Диалог с «Алой буквой» Натаниеля Готорна
Открыла ты, бедняга Гестер Прин,
Греховность пуританского смиренья:
Пылал, ликуя, буквой алый принт,
Ища в сердцах прохожих вожделенье.
О женщина, упавшая в вулкан
Безбожного слепого фантатизма,
Познала ты сполна самообман
Бросающих в себя же укоризны.
Твоя любовь, не знавшая стыда,
Созрела в почве благостной и нежной,
И даже дней тяжёлых череда
Не смела рушить храм твоей надежды.
Я далека от прожитых веков,
От дней твоих и тягостных страданий,
Но слышится мне звон колоколов,
И вижу, как беснуют пуритане.
Жорж Санд* и Фредерик Шопен
— Аврора, сними этот строгий костюм!
Коснись же меня, я ведь жив!
— Оставь, Фредерик! Крепись и пиши
Ноктюрны, сонаты для них.
— Аврора, сними этот строгий костюм!
Мне страшно... Где наше вино?
— Ты к смерти спешишь? Как щёки бледны...
Укутайся, милый, в пальто.
— Аврора, сними этот строгий костюм!
В Майорке невежды живут!
— Не слушай испанцев. Доверься себе.
Будь горд, — не ввергайся в абсурд.
— Аврора, сними этот строгий костюм!
Оденься в тот пурпурный шёлк!
— Жорж Санд — не актриса, не кукла, Шопен!

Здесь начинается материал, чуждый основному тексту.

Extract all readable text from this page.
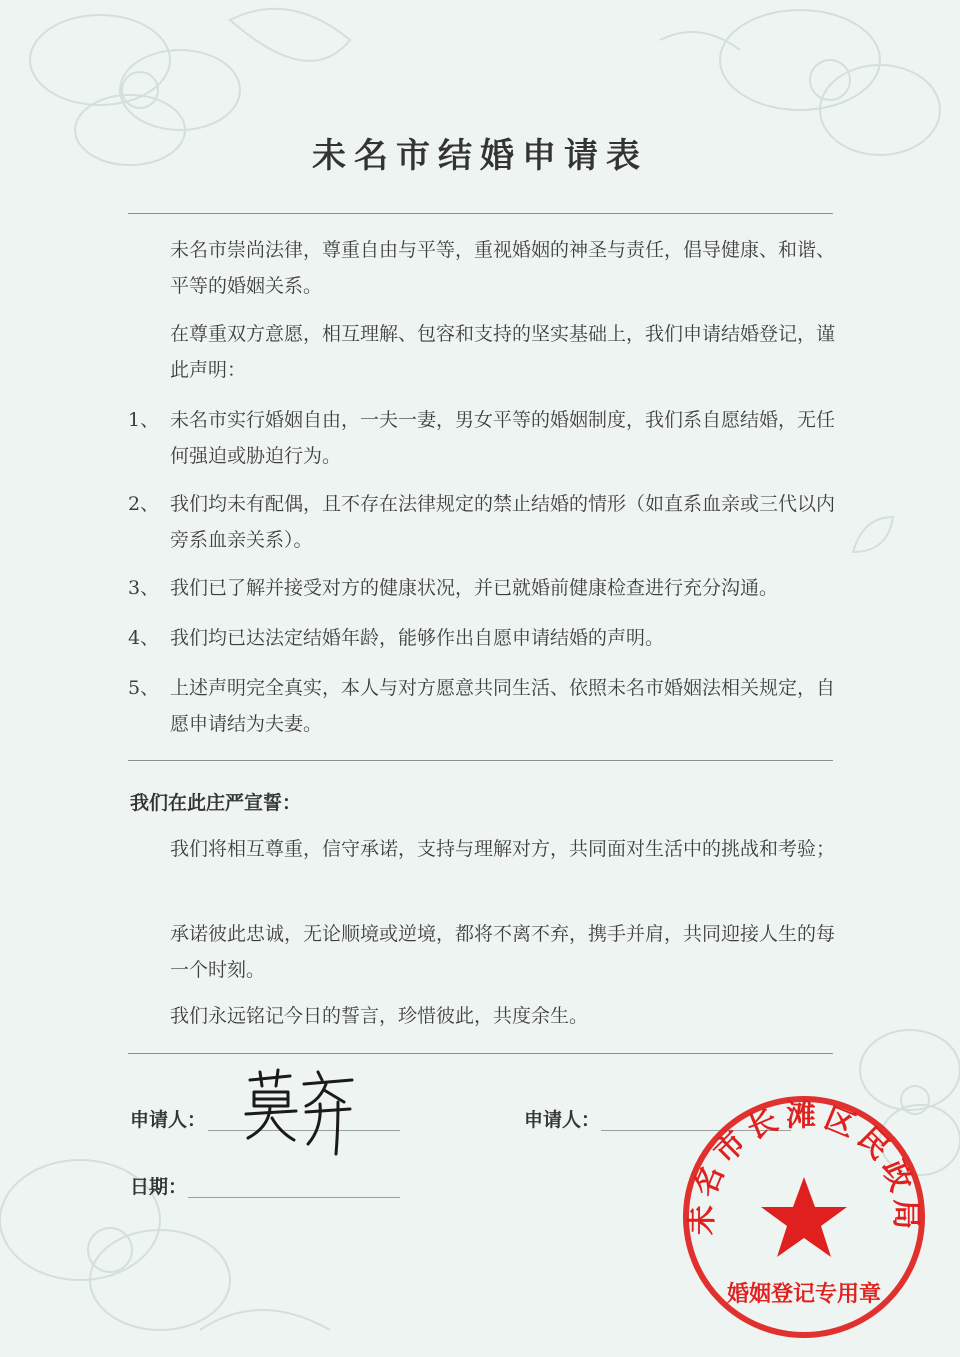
未名市结婚申请表
未名市崇尚法律，尊重自由与平等，重视婚姻的神圣与责任，倡导健康、和谐、平等的婚姻关系。
在尊重双方意愿，相互理解、包容和支持的坚实基础上，我们申请结婚登记，谨此声明：
1、 未名市实行婚姻自由，一夫一妻，男女平等的婚姻制度，我们系自愿结婚，无任何强迫或胁迫行为。
2、 我们均未有配偶，且不存在法律规定的禁止结婚的情形（如直系血亲或三代以内旁系血亲关系）。
3、 我们已了解并接受对方的健康状况，并已就婚前健康检查进行充分沟通。
4、 我们均已达法定结婚年龄，能够作出自愿申请结婚的声明。
5、 上述声明完全真实，本人与对方愿意共同生活、依照未名市婚姻法相关规定，自愿申请结为夫妻。
我们在此庄严宣誓：
我们将相互尊重，信守承诺，支持与理解对方，共同面对生活中的挑战和考验；
承诺彼此忠诚，无论顺境或逆境，都将不离不弃，携手并肩，共同迎接人生的每一个时刻。
我们永远铭记今日的誓言，珍惜彼此，共度余生。
申请人：	申请人：
日期：
未名市长滩区民政局
婚姻登记专用章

«Скала...» - прошептал он и смолк.
*(настоящее имя Жорж Санд – Аврора Дюпен)
Август
Маленький август плясал
Бликами крошечных лун.
Лес, будто сказочный бал,
Звал нас дрожанием струн.
Травы, созвездья цветов
Спали на теле земли, —
Тени их солнечных снов
Плыли в наземной пыли.
Мы затаились с тобой
В доме из жёлтого льна,
И, как немой часовой,
Нас охраняла луна.
Шорохи, шутки и смех
Шумно летали внутри, —
Так мы спасались от всех
Под покрывалом зари.
Наши тела берегли
Знойно-хмельное тепло,
Как облака-корабли —
Млечно-златое вино.
Юный гонец сентября
Нёс нам прощальный набат, —
Я целовала тебя,
Чтобы вернуться назад.
Маленький август плясал
Бликами крошечных лун, —
В наших счастливых глазах
Он на столетье уснул...
Non irae, sed paci amamus*
Корабль, раздувая свой парус,
По волнам бесчисленных трасс
Бежит, как от хищника страус,
В свой первый (единственный?) раз.
Не Ванга я, не Нострадамус,
Но вижу я сбыточность фраз —
Non irae, sed paci amamus*,
Мой милый, мы любим для нас.
Нам нужно сберечь наше судно,
От шторма в тревогу не впасть.
О как бы нам не было трудно! —
Спасёт не рассудок, а страсть.
В сплетенье теней и дыханий
Покой для расшатанных душ
Отыщем. И эхом скитаний
Нам гнев вдруг окажется чужд...
*Не для гнева, а для мира мы любим.
Homo
в немом и беззащитном homo
сокрыто и зарыто Слово,
желающее битв.
но он сидит безмолвно дома,
укрывшись в мягкое «знакомо»,
глуша сердечный ритм.
гляди! плетут паучьи лапы
узорчатую смерть, а латы
заброшены в чулан.
что слоганы? — пустые траты
для рабского электората,
избравшего Обман.
непримиримые — в могилах,
а на живых дрожащих спинах —
тоталитарный груз.
не сбросят! но нести не в силах,
и умирают с болью в жилах,
как на кресте — Иисус...
..................................................................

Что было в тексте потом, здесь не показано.